Banhong Township (班洪乡, Parauk: Pangrung) is a rural township in Cangyuan Va Autonomous County, Yunnan, China. The township is bordered to the north by Mengding Town and Hepai Township, to the east by Menglai Township and Mengjiao Township, to the south by Mengdong Town and Mongmao Township, and to the west by Mangka Town and Banlao Township. As of the 2010 census it had a population of 10,587 and an area of 332.754 km2.

==Name==
The word Banhong is transliteration in Dai language. "Ban" means level ground and "Hong" means banyan.

==History==
Historically, Banhong was a tribal settlement. In 1891, the Qing government bestowed on Hu Yushan (胡玉山) the title "Tudusi". On June 18, 1941, the west of the Banhong Village belonged to Burma. After the establishment of the Communist State, Banhong District was established. The last Tusi is Hu Zhonghua (胡忠华). On January 25, 1960, China and Burma sign bilateral boundary division agreements, the boundary of the two countries was determined. In 1968 it was renamed Banhong Commune and then Wuyi Commune in the next year. It was upgraded to a township in 1988.

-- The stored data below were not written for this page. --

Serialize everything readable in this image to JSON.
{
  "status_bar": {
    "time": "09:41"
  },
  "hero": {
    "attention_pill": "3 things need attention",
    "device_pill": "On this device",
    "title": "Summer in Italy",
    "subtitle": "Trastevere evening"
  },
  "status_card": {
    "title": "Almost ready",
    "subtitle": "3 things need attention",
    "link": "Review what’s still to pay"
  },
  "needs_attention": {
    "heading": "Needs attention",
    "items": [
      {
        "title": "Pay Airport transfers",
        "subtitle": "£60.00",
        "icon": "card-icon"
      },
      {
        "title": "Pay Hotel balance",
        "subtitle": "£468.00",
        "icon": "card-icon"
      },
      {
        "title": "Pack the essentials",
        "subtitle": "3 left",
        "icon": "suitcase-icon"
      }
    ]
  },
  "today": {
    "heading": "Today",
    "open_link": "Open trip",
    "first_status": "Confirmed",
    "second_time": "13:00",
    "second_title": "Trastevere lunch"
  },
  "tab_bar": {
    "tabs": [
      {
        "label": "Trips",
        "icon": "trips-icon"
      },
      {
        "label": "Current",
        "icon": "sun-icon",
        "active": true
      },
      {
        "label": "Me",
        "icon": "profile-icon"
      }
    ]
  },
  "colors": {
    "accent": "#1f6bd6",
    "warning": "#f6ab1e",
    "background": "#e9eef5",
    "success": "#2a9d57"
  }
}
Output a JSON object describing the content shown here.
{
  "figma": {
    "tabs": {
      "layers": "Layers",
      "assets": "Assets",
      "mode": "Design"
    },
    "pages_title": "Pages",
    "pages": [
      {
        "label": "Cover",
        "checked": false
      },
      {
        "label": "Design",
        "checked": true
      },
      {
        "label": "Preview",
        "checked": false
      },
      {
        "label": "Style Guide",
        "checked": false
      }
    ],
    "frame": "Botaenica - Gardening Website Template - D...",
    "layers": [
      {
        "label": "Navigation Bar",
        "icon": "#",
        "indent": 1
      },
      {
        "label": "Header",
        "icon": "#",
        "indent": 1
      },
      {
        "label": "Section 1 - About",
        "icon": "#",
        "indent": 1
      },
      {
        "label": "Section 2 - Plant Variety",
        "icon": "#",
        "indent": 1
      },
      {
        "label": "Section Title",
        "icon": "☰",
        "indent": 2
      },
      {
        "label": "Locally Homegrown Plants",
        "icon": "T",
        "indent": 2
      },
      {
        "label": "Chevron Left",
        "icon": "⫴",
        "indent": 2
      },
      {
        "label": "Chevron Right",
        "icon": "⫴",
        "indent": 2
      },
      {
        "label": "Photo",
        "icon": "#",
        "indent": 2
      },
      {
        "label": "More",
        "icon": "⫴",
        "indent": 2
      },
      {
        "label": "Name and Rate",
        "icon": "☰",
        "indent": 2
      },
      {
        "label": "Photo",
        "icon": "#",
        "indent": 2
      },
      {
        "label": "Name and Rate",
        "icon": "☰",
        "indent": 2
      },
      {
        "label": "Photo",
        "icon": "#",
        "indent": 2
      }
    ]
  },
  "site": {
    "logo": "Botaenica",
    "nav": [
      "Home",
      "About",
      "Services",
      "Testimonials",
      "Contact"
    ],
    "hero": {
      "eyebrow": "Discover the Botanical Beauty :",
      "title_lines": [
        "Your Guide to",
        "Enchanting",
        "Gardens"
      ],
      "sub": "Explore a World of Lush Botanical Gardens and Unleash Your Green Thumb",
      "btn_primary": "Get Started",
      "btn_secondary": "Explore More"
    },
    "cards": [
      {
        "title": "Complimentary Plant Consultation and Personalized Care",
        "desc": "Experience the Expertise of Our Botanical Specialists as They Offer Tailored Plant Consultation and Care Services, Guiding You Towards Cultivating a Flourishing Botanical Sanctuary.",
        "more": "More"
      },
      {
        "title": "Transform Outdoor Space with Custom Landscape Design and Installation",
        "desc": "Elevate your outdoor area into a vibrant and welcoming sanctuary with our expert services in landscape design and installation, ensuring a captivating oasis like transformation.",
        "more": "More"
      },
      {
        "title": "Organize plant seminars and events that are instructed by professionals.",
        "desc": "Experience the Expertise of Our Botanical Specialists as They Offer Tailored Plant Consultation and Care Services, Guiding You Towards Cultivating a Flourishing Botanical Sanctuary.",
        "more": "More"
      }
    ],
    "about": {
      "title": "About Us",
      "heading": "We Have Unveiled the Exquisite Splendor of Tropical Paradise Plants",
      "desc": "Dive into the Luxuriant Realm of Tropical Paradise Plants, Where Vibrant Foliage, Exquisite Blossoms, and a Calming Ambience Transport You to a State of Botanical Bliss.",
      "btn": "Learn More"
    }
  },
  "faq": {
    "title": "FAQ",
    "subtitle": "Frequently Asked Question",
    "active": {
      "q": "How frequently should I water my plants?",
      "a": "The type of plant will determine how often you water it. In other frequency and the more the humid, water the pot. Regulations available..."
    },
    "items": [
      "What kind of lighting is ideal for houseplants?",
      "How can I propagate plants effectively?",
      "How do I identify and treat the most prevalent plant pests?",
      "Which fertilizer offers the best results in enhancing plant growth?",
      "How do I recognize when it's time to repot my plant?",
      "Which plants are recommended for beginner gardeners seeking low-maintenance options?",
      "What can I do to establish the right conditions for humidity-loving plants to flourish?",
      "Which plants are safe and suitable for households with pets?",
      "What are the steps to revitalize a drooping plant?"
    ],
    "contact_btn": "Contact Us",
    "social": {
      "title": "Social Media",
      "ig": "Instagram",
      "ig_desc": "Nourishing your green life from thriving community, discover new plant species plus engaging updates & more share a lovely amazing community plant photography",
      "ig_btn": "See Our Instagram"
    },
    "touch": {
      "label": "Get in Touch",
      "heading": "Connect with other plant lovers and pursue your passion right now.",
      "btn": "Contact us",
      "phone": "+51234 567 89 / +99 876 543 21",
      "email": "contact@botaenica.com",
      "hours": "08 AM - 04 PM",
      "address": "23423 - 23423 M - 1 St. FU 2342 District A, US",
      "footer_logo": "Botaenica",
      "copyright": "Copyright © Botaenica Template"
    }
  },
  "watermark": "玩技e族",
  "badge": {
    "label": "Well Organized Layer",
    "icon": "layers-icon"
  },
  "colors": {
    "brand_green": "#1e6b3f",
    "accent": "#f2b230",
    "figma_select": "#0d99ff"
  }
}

==Administrative division==
As of 2017, the township is divided into 6 villages: Banhong (班洪), Mangku (芒库), Gongkan (公坎), Fugong (富公), Banmo (班莫), and Nanban (南板).

==Geography==
The highest point in the township is Mount Wokan which stands 2605 m above sea level. The lowest point is Fabao, which, at 600 m above sea level.

The Mangku River and Xinya River, tributaries of the Nu River, flow through the township.

The township enjoys a subtropical humid monsoon climate, with an average annual temperature of 20.9 C and an average rainfall of 1957.4 mm.

==Economy==
Natural rubber, cassava, tea, walnuts and rapeseed are major cash crops.

==Attractions==
Nangun River Natural Protection Area (南滚河自然保护区) is a national nature reserve in the township.

==Education==
The township has 6 primary schools and 1 middle school.

==Transportation==
The Nancang Road passes across the township.